Após denúncia do Ministério Público Federal, sete pessoas tornaram-se rés por fraudes contra institutos municipais de previdência entre 2014 e 2018. A 6ª Vara Criminal Federal de São Paulo recebeu integralmente a acusação do MPF e instaurou uma ação penal contra o grupo investigado na Operação Encilhamento, deflagrada em abril do ano passado. As irregularidades basearam-se na venda de títulos sem garantia e em aplicações financeiras proibidas. De acordo com sua participação nas etapas do esquema, os envolvidos responderão pelos crimes de gestão fraudulenta, desvio de recursos, emissão de debêntures sem lastro e falsidade ideológica.

Três dos réus protagonizaram as fraudes: os empresários Edson Hydalgo Junior, Renato de Matteo Reginatto e Pedro Paulo Corino da Fonseca. Eles tinham vínculos tanto com as companhias emissoras das debêntures quanto com a gestão do INX Barcelona, um fundo de investimentos composto por recursos previdenciários de servidores de dez municípios, que compraria os papéis desprovidos de garantias. Constituindo evidente conflito de interesses, a múltipla atuação permitia que o trio tivesse controle sobre o fluxo do dinheiro em todas as fases do negócio, desde a captação de quantias milionárias do fundo até seu aporte final.

Na decisão que instaura a ação penal, o juiz federal João Batista Gonçalves autorizou ainda a extração de cópias de documentos do processo para a formulação do pedido de extradição de Reginatto. Ele foi preso na Itália, em fevereiro. Alvo de um mandado de prisão preventiva expedido na época da deflagração da Operação Encilhamento, o empresário estava foragido havia meses no exterior e tinha o nome incluído na lista da Interpol.

Estima-se que o esquema tenha gerado um rombo de pelo menos R$ 16,2 milhões ao INX Barcelona.

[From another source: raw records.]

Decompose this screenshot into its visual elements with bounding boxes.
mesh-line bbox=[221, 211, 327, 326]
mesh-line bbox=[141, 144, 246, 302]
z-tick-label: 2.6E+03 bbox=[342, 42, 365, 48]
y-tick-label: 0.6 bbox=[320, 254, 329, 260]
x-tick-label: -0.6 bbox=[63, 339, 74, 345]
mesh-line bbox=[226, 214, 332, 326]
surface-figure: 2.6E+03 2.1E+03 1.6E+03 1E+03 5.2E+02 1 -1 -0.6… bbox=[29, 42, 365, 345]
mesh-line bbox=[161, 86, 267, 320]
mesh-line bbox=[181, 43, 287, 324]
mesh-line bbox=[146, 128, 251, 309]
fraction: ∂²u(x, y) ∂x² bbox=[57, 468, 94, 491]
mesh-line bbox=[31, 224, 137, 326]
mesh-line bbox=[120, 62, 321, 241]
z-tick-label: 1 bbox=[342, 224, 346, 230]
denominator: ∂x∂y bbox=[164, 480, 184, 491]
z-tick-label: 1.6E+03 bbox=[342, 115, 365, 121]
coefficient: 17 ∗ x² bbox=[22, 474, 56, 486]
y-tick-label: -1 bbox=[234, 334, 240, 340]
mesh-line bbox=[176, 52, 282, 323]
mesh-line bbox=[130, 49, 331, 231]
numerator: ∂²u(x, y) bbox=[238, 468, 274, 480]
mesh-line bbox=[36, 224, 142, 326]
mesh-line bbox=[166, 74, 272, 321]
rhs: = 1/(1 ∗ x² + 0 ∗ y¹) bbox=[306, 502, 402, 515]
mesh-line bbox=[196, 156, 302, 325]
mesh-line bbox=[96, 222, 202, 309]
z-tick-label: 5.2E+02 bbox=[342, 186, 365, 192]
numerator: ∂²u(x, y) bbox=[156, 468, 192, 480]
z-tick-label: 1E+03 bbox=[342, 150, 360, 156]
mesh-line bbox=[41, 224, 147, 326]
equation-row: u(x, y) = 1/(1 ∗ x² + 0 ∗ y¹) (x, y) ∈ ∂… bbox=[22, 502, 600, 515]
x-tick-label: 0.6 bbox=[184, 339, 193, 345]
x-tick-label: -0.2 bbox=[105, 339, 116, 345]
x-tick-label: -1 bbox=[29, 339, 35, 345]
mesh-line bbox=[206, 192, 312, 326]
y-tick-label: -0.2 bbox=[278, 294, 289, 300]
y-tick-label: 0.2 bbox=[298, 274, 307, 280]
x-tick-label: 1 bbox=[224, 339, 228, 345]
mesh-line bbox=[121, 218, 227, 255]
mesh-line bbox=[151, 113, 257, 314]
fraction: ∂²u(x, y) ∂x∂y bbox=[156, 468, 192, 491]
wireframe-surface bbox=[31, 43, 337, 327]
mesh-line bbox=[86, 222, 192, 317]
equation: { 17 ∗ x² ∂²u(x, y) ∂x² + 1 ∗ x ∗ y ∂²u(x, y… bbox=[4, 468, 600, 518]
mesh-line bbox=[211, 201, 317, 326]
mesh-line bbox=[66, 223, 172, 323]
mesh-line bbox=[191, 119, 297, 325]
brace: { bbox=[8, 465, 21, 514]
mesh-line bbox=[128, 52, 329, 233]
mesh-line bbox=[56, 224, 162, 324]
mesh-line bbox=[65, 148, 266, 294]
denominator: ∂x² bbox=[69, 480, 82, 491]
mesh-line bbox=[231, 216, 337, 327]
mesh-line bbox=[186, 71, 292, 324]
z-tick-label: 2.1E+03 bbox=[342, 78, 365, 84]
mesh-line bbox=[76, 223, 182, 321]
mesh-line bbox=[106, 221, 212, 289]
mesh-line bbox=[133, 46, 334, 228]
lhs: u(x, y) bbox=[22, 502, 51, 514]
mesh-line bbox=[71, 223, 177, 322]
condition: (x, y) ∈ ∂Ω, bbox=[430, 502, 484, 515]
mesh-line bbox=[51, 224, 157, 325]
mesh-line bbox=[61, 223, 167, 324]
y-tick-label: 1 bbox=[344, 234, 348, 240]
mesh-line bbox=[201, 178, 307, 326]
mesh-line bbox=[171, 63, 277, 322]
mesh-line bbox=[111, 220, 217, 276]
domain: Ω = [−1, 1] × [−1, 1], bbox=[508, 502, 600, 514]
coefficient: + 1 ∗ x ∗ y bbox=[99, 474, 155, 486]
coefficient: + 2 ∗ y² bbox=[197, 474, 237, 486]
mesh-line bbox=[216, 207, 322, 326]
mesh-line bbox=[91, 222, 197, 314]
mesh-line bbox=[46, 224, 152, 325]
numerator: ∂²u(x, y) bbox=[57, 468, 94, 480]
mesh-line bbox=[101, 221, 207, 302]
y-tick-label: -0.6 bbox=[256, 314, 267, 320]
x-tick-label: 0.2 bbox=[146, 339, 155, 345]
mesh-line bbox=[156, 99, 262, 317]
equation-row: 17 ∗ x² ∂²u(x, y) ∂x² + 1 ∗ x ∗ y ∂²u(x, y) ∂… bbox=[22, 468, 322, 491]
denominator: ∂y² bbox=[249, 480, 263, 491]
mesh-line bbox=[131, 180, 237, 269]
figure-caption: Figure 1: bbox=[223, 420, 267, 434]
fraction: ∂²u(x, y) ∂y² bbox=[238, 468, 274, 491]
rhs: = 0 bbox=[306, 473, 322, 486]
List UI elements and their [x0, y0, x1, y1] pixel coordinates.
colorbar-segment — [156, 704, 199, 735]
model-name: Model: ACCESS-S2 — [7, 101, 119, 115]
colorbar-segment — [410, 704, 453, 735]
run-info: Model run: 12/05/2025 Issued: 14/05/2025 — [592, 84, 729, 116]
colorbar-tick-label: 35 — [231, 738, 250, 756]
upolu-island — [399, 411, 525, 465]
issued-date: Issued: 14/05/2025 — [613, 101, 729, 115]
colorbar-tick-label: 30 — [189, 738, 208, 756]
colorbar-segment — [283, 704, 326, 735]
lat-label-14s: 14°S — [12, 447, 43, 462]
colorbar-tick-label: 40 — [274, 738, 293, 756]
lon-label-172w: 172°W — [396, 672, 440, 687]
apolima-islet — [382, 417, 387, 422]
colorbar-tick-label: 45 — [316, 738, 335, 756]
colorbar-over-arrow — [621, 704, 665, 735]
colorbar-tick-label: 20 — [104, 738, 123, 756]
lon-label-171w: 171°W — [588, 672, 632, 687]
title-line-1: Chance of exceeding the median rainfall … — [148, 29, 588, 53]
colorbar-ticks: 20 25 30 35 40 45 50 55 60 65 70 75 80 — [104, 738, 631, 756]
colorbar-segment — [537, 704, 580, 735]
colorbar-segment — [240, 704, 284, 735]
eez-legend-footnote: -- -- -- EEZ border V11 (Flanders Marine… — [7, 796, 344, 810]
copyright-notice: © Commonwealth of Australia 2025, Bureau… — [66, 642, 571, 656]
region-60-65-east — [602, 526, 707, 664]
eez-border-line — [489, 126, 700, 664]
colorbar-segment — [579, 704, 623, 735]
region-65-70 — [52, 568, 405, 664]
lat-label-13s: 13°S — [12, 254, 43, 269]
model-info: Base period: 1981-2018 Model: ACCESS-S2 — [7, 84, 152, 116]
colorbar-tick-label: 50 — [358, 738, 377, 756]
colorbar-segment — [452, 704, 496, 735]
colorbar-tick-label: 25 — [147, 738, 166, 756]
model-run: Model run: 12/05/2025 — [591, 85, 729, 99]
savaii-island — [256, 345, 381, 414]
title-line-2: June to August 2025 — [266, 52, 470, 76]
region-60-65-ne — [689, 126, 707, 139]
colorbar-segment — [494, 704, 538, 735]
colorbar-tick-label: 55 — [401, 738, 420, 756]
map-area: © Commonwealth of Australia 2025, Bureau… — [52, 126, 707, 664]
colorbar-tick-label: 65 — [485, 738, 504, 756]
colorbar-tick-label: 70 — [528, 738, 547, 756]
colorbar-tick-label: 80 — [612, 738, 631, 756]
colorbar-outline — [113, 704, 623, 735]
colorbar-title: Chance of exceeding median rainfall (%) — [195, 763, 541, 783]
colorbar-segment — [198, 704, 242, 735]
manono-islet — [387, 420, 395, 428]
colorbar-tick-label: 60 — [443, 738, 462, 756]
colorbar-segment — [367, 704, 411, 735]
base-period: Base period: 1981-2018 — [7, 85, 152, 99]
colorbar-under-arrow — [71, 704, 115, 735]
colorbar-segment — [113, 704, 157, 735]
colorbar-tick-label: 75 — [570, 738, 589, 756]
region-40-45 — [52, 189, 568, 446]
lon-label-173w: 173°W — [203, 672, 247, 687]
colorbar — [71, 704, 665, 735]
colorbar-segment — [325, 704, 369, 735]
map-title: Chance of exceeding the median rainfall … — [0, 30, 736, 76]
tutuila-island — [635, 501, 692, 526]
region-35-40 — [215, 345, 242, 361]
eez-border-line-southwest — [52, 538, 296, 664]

A quantia, desviada por meio da negociação das debêntures, representa prejuízos aos Regimes Próprios de Previdência Social (RPPSs) de servidores municipais de cidades em São Paulo (Osasco, Assis, Paranapanema e Engenheiro Coelho), Minas Gerais (Uberlândia e Pouso Alegre), Mato Grosso (Várzea Grande e Rondonópolis), Santa Catarina (Rio Negrinho) e Amapá (Macapá).

O número da ação é 0000131-70.2019.4.03.6181. A tramitação pode ser consultada aqui.